Can Computational Reducibility Lead to Transferable Models for Graph Combinatorial Optimization?
arXiv:2603.02462v1 Announce Type: new Abstract: A key challenge in deriving unified neural solvers for combinatorial optimization (CO) is efficient generalization of models between a given set of tasks to new tasks not used during the initial training process. To address it, we first establish a new model, which uses a GCON module as a form of expressive message passing together with energy-based unsupervised loss functions. This model achieves high performance (often comparable with state-of-the-art results) across multiple CO tasks when trained individually on each task. We then leverage knowledge from the computational reducibility literature to propose pretraining and fine-tuning strategies that transfer effectively (a) between MVC, MIS and MaxClique, and (b) in a multi-task learning setting that additionally incorporates MaxCut, MDS and graph coloring. Additionally, in a leave-one-out, multi-task learning setting, we observe that pretraining on all but one task almost always lead
arXiv:2603.02462v1 Announce Type: new Abstract: A key challenge in deriving unified neural solvers for combinatorial optimization (CO) is efficient generalization of models between a given set of tasks to new tasks not used during the initial training process. To address it, we first establish a new model, which uses a GCON module as a form of expressive message passing together with energy-based unsupervised loss functions. This model achieves high performance (often comparable with state-of-the-art results) across multiple CO tasks when trained individually on each task. We then leverage knowledge from the computational reducibility literature to propose pretraining and fine-tuning strategies that transfer effectively (a) between MVC, MIS and MaxClique, and (b) in a multi-task learning setting that additionally incorporates MaxCut, MDS and graph coloring. Additionally, in a leave-one-out, multi-task learning setting, we observe that pretraining on all but one task almost always leads to faster convergence on the remaining task when fine-tuning while avoiding negative transfer. Our findings indicate that learning common representations across multiple graph CO problems is viable through the use of expressive message passing coupled with pretraining strategies that are informed by the polynomial reduction literature, thereby taking an important step towards enabling the development of foundational models for neural CO. We provide an open-source implementation of our work at https://github.com/semihcanturk/COPT-MT .
Executive Summary
This article explores the potential of computational reducibility to lead to transferable models for graph combinatorial optimization. The authors present a new model that achieves high performance across multiple CO tasks when trained individually and propose pretraining and fine-tuning strategies that transfer effectively between tasks. The findings indicate that learning common representations across multiple graph CO problems is viable through the use of expressive message passing coupled with informed pretraining strategies. The study demonstrates the effectiveness of this approach in a multi-task learning setting and provides an open-source implementation of their work. The results have significant implications for the development of foundational models for neural CO, enabling more efficient generalization of models between tasks.
Key Points
- ▸ The authors propose a new model that uses a GCON module for expressive message passing and energy-based unsupervised loss functions.

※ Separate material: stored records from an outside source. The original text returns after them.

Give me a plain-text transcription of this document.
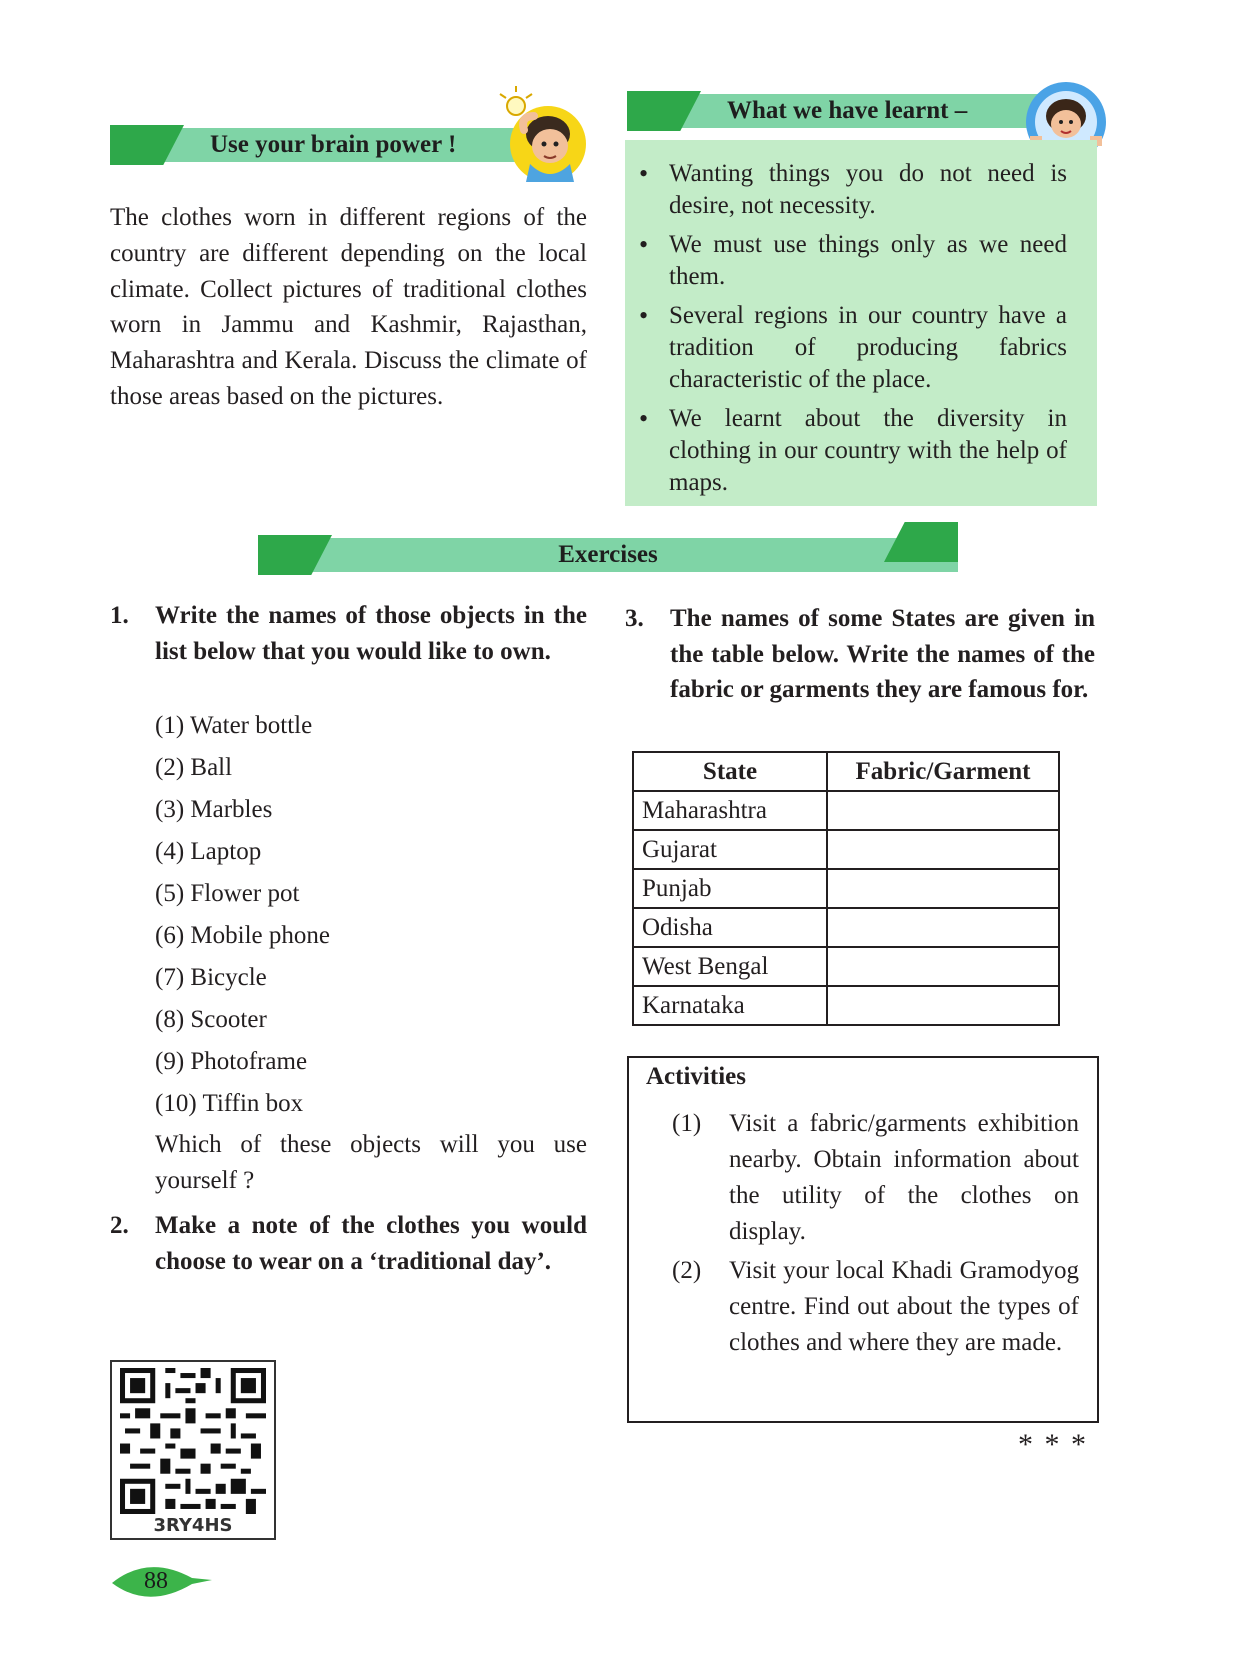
Use your brain power !
The clothes worn in different regions of the country are different depending on the local climate. Collect pictures of traditional clothes worn in Jammu and Kashmir, Rajasthan, Maharashtra and Kerala. Discuss the climate of those areas based on the pictures.
What we have learnt –
• Wanting things you do not need is desire, not necessity.
• We must use things only as we need them.
• Several regions in our country have a tradition of producing fabrics characteristic of the place.
• We learnt about the diversity in clothing in our country with the help of maps.
Exercises
1. Write the names of those objects in the list below that you would like to own.
(1) Water bottle
(2) Ball
(3) Marbles
(4) Laptop
(5) Flower pot
(6) Mobile phone
(7) Bicycle
(8) Scooter
(9) Photoframe
(10) Tiffin box
Which of these objects will you use yourself ?
2. Make a note of the clothes you would choose to wear on a ‘traditional day’.
3. The names of some States are given in the table below. Write the names of the fabric or garments they are famous for.
State	Fabric/Garment
Maharashtra	
Gujarat	
Punjab	
Odisha	
West Bengal	
Karnataka	
Activities
(1) Visit a fabric/garments exhibition nearby. Obtain information about the utility of the clothes on display.
(2) Visit your local Khadi Gramodyog centre. Find out about the types of clothes and where they are made.
* * *
3RY4HS
88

- ▸ The model achieves high performance across multiple CO tasks when trained individually.
- ▸ Pretraining and fine-tuning strategies informed by computational reducibility lead to effective transfer between tasks.
Merits
Strength in Model Performance
The proposed model achieves high performance across multiple CO tasks, often comparable with state-of-the-art results, demonstrating its effectiveness in individual task settings.
Transferability
The study demonstrates the effectiveness of pretraining and fine-tuning strategies in transferring knowledge between tasks, particularly in a multi-task learning setting.
Demerits
Limited Task Set
The study focuses on a specific set of graph CO problems, and its applicability to a broader range of tasks remains to be explored.
Lack of Theoretical Analysis
The article does not provide a comprehensive theoretical analysis of the proposed model and its pretraining strategies, which may limit its generalizability and scalability.
Expert Commentary
The article presents a significant contribution to the field of graph combinatorial optimization, demonstrating the effectiveness of computational reducibility in transferring knowledge between tasks. However, the study's limitations, such as its focus on a specific set of tasks and the lack of theoretical analysis, highlight the need for further research to generalize and scale the proposed approach. Nevertheless, the results have significant implications for the development of foundational models for neural CO and can inform the design of more efficient and effective neural network architectures.
Recommendations
- ✓ Future research should aim to generalize the proposed approach to a broader range of graph CO tasks and explore its applicability to other domains.
- ✓ A comprehensive theoretical analysis of the proposed model and its pretraining strategies is necessary to understand its scalability and generalizability.